Ashley: “I’ll say it again. It's the whole community thing for me. All around the school, staff, students, even parents! It's just community.”

Chloe: “One of my favorite things is the way that people in this community show up for each other. It's not uncommon to get an email like, ‘Hey, this student has gone through this thing, who has these resources? Like there's been a fire, or they need clothes, they need food.’ And people show up - people actually contribute and actually make a direct difference for the people in their community. And I don't know that you get that same thing in more urban areas. It's one of the most astonishing things about working in a place like this, is just how people show up when others need them.”

Vanessa: “I'd say anyone who's looking for a team, go to a rural school. If you want to know what true community and true team teaching looks like, go work at a rural school. That’s exactly what you're going to see.”

“The program gave me the knowledge, confidence, resources, and support needed to walk into a classroom as a first-year teacher and know that I could do it”

CSU - Chico has been doing amazing work through their rural teacher program and corps, helping to prepare and launch the next generation of rural teacher-leaders. Before the CLASS program, there was the RISE program for rural teacher prep at CSU - Chico, and several RISE grads are now teachers at Red Bluff High, mentoring and paving the way for the next generation of excellent rural teachers:

“The best experience I had in the program was the support system. What keeps me inspired to continue teaching is knowing that I am making a difference in my student's lives not only as a teacher but as a person as well. The moment I hear from a student or a parent on how much of an impact I've made brings me joy and motivation to keep going.”

- Daniel Caravez CSU - Chico Alum and current Red Bluff High School Teacher

“The program gave me the knowledge, confidence, resources, and support needed to walk into a classroom as a first-year teacher and know that I could do it. The program also taught me to build a community around you and to learn from others- there's no shame in asking for help! I want to continue teaching because you can always improve and learn more.
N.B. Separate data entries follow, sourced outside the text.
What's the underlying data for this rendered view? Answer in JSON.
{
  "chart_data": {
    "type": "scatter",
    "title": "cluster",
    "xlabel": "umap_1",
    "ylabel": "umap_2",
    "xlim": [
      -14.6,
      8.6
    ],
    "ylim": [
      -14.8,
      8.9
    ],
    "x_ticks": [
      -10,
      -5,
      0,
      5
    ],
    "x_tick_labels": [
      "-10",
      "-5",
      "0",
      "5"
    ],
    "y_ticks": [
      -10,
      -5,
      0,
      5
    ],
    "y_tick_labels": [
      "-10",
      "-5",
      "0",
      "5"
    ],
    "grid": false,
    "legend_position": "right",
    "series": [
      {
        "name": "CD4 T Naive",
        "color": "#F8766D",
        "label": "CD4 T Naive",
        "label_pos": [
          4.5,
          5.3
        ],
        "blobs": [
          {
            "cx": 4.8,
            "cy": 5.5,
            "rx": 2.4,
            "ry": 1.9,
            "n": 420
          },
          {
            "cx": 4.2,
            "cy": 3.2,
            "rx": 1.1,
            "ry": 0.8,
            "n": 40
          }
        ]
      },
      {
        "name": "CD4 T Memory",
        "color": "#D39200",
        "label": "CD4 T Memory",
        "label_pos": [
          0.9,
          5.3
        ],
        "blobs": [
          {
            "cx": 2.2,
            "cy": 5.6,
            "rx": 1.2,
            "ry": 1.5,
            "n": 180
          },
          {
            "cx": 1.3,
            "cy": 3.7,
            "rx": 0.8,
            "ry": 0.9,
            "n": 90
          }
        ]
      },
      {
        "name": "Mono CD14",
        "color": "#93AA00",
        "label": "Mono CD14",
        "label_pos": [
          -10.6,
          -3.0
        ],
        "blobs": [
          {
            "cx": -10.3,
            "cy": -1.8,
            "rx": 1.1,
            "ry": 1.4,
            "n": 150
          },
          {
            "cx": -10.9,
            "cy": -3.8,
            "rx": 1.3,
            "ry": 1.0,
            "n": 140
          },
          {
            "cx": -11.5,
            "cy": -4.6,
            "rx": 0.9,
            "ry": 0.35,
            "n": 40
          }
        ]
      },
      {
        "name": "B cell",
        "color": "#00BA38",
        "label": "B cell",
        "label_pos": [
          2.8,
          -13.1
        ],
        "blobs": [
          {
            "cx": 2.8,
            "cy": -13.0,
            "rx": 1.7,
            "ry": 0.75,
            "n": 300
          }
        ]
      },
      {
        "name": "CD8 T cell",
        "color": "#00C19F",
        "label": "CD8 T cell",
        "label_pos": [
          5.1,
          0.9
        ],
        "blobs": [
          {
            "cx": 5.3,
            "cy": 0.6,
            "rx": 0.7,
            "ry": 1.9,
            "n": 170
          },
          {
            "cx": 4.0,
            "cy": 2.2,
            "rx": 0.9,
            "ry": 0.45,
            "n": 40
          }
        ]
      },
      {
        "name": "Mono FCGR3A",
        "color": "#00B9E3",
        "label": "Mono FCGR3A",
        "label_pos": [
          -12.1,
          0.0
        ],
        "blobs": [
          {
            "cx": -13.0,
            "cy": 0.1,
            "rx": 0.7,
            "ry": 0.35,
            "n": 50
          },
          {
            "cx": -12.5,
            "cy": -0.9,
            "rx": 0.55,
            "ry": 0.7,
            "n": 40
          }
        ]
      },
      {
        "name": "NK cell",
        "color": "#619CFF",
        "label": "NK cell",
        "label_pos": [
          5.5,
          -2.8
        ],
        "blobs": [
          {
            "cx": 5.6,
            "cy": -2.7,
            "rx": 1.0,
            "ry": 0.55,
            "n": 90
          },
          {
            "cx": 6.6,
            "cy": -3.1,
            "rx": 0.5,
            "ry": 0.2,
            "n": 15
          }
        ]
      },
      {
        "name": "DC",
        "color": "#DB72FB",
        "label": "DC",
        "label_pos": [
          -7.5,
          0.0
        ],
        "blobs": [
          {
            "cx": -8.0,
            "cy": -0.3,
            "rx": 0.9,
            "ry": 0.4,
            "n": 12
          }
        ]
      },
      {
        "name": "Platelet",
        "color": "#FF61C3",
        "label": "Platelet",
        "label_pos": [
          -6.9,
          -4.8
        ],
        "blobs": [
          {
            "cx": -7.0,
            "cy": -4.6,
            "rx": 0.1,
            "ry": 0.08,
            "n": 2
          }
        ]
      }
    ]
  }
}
Now in my third year, it has been so exciting to watch my students grow and develop their individuality. I'm happy to have been a tiny part of that.”

- Kaitlyn Miller CSU - Chico Alum and current Red Bluff High School Teacher

Thanks to our partners, CSU - Chico and North State Together, for their incredible work in the Northern California region, and special thanks to the Red Bluff High School teachers and CLASS Coordinators for supporting RSC’s in-person visit.